For we observe a form of government that does not vie with the customs of any nearby, being more a paradigm for some than imitating others. And by name, because the governing is not for the few but rather for the many, it is called democracy1 ; but equality has a share in the whole, both according to laws for disputed individual interests, but also according to merit, so that each man in the way he is distinguished, not from his lotteried service but rather from virtue is given greater preference for public office, and further, not according to his poverty, while having any good to do the city, has he been hindered by obscurity from worthy honour. And we freely take part in governance of affairs both for the common weal but also for the suspicion toward each other of pursuits against our own interest, nor hold against our neighbour, should he act according to his pleasure, any anger, nor do we—while it is harmless, it is nevertheless a burden—show our vexation on our faces.
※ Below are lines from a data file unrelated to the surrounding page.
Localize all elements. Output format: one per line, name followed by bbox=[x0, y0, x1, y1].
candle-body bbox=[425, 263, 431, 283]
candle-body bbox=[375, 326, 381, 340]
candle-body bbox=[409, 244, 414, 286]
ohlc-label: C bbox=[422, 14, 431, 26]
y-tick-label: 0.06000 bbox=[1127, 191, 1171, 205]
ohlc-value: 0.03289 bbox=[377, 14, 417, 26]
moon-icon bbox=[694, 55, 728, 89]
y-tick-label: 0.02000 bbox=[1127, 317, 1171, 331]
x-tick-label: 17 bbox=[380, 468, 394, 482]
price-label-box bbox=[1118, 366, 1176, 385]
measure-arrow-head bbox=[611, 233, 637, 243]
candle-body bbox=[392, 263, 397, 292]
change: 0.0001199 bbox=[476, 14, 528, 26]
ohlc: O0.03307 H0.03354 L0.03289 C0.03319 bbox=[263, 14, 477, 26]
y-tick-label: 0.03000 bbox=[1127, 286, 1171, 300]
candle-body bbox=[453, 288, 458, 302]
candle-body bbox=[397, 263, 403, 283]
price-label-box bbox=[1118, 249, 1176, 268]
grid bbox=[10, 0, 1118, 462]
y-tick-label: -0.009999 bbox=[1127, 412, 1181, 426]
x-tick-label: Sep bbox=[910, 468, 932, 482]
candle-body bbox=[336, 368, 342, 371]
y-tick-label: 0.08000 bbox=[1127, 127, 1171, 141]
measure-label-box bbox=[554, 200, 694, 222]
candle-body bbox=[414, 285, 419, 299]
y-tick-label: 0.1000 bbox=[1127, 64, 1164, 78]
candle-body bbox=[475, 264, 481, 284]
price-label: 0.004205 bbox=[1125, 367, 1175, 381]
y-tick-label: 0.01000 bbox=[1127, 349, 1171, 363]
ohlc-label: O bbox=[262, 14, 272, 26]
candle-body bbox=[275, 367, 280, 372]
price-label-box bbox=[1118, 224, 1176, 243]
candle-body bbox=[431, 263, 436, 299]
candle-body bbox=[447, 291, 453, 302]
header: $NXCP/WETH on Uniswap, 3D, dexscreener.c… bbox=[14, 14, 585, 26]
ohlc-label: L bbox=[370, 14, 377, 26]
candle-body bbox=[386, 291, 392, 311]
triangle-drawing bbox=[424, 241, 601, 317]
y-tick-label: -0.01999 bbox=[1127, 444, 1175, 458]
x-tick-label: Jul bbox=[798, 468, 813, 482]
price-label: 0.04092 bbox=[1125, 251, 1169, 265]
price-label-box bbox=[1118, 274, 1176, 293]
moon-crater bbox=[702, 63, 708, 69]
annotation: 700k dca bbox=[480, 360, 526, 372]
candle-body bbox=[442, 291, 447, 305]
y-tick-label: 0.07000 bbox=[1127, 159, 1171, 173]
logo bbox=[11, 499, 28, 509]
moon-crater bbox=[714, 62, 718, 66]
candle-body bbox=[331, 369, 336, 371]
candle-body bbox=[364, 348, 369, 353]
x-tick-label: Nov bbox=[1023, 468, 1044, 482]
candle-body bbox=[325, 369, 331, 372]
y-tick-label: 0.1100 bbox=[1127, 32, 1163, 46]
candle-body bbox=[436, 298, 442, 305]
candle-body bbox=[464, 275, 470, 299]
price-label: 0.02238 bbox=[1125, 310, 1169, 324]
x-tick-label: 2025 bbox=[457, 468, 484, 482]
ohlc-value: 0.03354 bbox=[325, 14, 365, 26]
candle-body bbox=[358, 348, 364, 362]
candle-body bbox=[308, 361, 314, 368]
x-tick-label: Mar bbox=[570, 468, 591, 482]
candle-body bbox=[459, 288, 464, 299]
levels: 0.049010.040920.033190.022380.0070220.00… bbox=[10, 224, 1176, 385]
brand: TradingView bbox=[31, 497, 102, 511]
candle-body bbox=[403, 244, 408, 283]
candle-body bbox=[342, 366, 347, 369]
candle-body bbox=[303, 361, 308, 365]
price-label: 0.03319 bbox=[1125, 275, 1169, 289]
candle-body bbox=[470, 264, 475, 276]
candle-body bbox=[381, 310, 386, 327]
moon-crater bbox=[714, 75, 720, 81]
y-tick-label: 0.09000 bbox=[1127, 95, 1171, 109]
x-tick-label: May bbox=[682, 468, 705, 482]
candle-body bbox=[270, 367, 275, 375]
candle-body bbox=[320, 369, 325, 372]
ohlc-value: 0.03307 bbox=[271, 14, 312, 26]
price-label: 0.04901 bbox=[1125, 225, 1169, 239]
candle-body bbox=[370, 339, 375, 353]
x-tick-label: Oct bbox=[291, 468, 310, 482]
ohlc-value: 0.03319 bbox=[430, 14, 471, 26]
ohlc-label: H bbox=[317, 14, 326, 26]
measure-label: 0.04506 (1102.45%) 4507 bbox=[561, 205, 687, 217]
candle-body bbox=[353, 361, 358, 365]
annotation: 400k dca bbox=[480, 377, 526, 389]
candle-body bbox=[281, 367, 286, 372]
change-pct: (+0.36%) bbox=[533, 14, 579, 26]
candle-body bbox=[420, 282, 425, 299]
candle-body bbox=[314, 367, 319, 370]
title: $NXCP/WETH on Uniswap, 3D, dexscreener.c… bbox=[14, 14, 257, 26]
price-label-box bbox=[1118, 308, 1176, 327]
But although we conduct private business without offense, concerning public business we especially do not transgress the law through fear, in obedience, both of those ever who are in power and also of the laws, especially those whichsoever are laid down for assistance of the wronged and whichsoever, although they are unwritten, carry undisputed shame.
And furthermore we procured the greatest respite for the mind from our toils, customarily holding contests and sacrifices throughout the year, and suitable private establishments, the day by day enjoyment of which drives out sorrow. And coming in alongside these, due to the greatness of the city, are all things from all lands, and it so happens that the good things that occur here bear us fruit with no enjoyment in the more domestic than those from other men, too.
1. Democracy, in Greek, δημοκρατία (demokratia) is derived from δῆμος, “the people”, and κρατέω, “to be strong; have control”.